Está aclarando. A lo lejos, a la orilla del mar, se puede ver el pueblo donde vive Liberto, Morgan, quiere que le llamen. Siempre nos ha reprochado a Valle y a mi que le pusiéramos ese nombre. Anda que Morgan... suena a serie cutre de los ochenta. De carácter, Liberto se parece mucho a mi. Yo también odiaba a mi padre. Igual que yo, se lo curró para que sus hijos le odiaran. Decidido. Voy a coger la Mobylette y me bajo a su pueblo, es momento de estirar las piernas. Compraré comida que hace falta, vino, gasolina y llenaré la bombonita de butano. Si puedo cargaré pienso para los animales, si no, ya iré a la cooperativa de aquí la semana próxima. Así tengo excusa de ver al chaval. Bueno, a ver, el chaval debe tener... si yo tengo sesenta y nueve... él ya tiene ni más ni menos que cuarenta y tres tacos. No sé si se alegrará de verme. Yo sí, que es lo que interesa. Lo siento, la familia no se elige.
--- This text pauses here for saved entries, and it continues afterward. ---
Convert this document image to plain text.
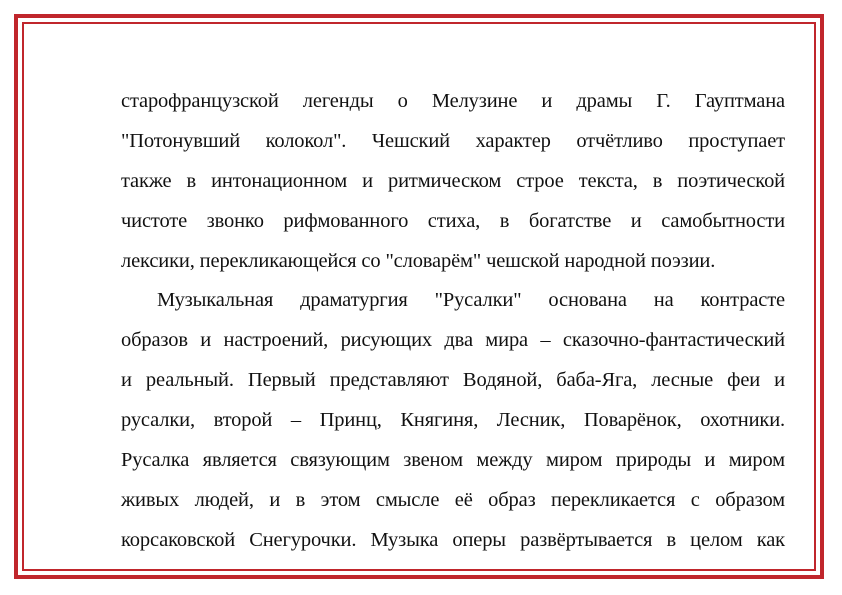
старофранцузской легенды о Мелузине и драмы Г. Гауптмана
"Потонувший колокол". Чешский характер отчётливо проступает
также в интонационном и ритмическом строе текста, в поэтической
чистоте звонко рифмованного стиха, в богатстве и самобытности
лексики, перекликающейся со "словарём" чешской народной поэзии.
Музыкальная драматургия "Русалки" основана на контрасте
образов и настроений, рисующих два мира – сказочно-фантастический
и реальный. Первый представляют Водяной, баба-Яга, лесные феи и
русалки, второй – Принц, Княгиня, Лесник, Поварёнок, охотники.
Русалка является связующим звеном между миром природы и миром
живых людей, и в этом смысле её образ перекликается с образом
корсаковской Снегурочки. Музыка оперы развёртывается в целом как
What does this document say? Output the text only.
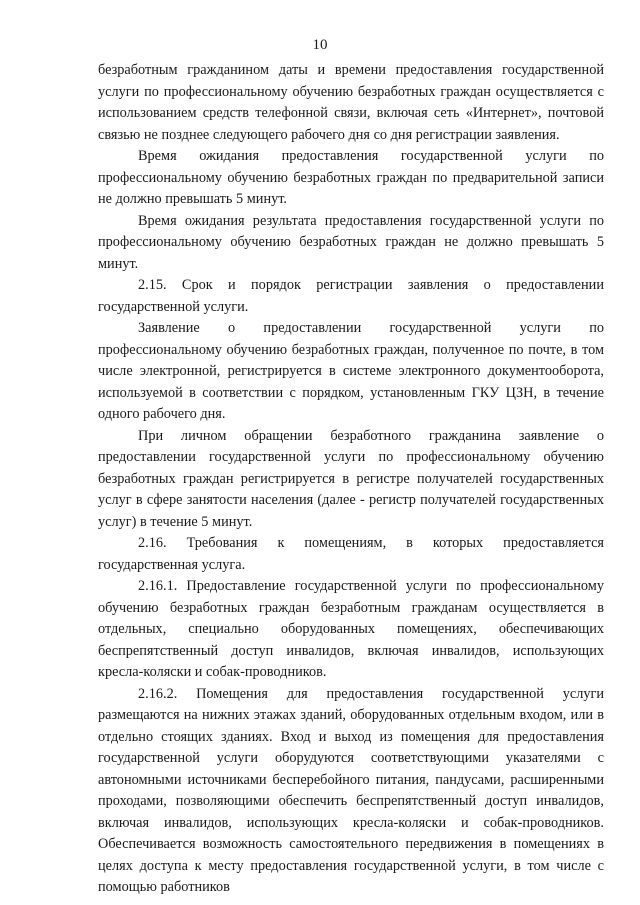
10

безработным гражданином даты и времени предоставления государственной услуги по профессиональному обучению безработных граждан осуществляется с использованием средств телефонной связи, включая сеть «Интернет», почтовой связью не позднее следующего рабочего дня со дня регистрации заявления.

Время ожидания предоставления государственной услуги по профессиональному обучению безработных граждан по предварительной записи не должно превышать 5 минут.

Время ожидания результата предоставления государственной услуги по профессиональному обучению безработных граждан не должно превышать 5 минут.

2.15. Срок и порядок регистрации заявления о предоставлении государственной услуги.

Заявление о предоставлении государственной услуги по профессиональному обучению безработных граждан, полученное по почте, в том числе электронной, регистрируется в системе электронного документооборота, используемой в соответствии с порядком, установленным ГКУ ЦЗН, в течение одного рабочего дня.

При личном обращении безработного гражданина заявление о предоставлении государственной услуги по профессиональному обучению безработных граждан регистрируется в регистре получателей государственных услуг в сфере занятости населения (далее - регистр получателей государственных услуг) в течение 5 минут.

2.16. Требования к помещениям, в которых предоставляется государственная услуга.

2.16.1. Предоставление государственной услуги по профессиональному обучению безработных граждан безработным гражданам осуществляется в отдельных, специально оборудованных помещениях, обеспечивающих беспрепятственный доступ инвалидов, включая инвалидов, использующих кресла-коляски и собак-проводников.

2.16.2. Помещения для предоставления государственной услуги размещаются на нижних этажах зданий, оборудованных отдельным входом, или в отдельно стоящих зданиях. Вход и выход из помещения для предоставления государственной услуги оборудуются соответствующими указателями с автономными источниками бесперебойного питания, пандусами, расширенными проходами, позволяющими обеспечить беспрепятственный доступ инвалидов, включая инвалидов, использующих кресла-коляски и собак-проводников. Обеспечивается возможность самостоятельного передвижения в помещениях в целях доступа к месту предоставления государственной услуги, в том числе с помощью работников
Lleno el depósito de la moto con la última gasolina que queda, cojo la cartera y descubro que el carné está caducado de hace seis meses, tengo doscientos euros, gasto poco y de mes en mes bajo al pueblo de al lado a sacar dinero de la paga en la caja rural. Cierro bien la casa, aunque si quieren entrar a robar no les costará nada. A la Mobylette le cuesta arrancar, pero gracias a los pedales y a que el camino de la finca es cuesta abajo, al final nos lanzamos petardeando entre el mar de olivos, hacia la civilización.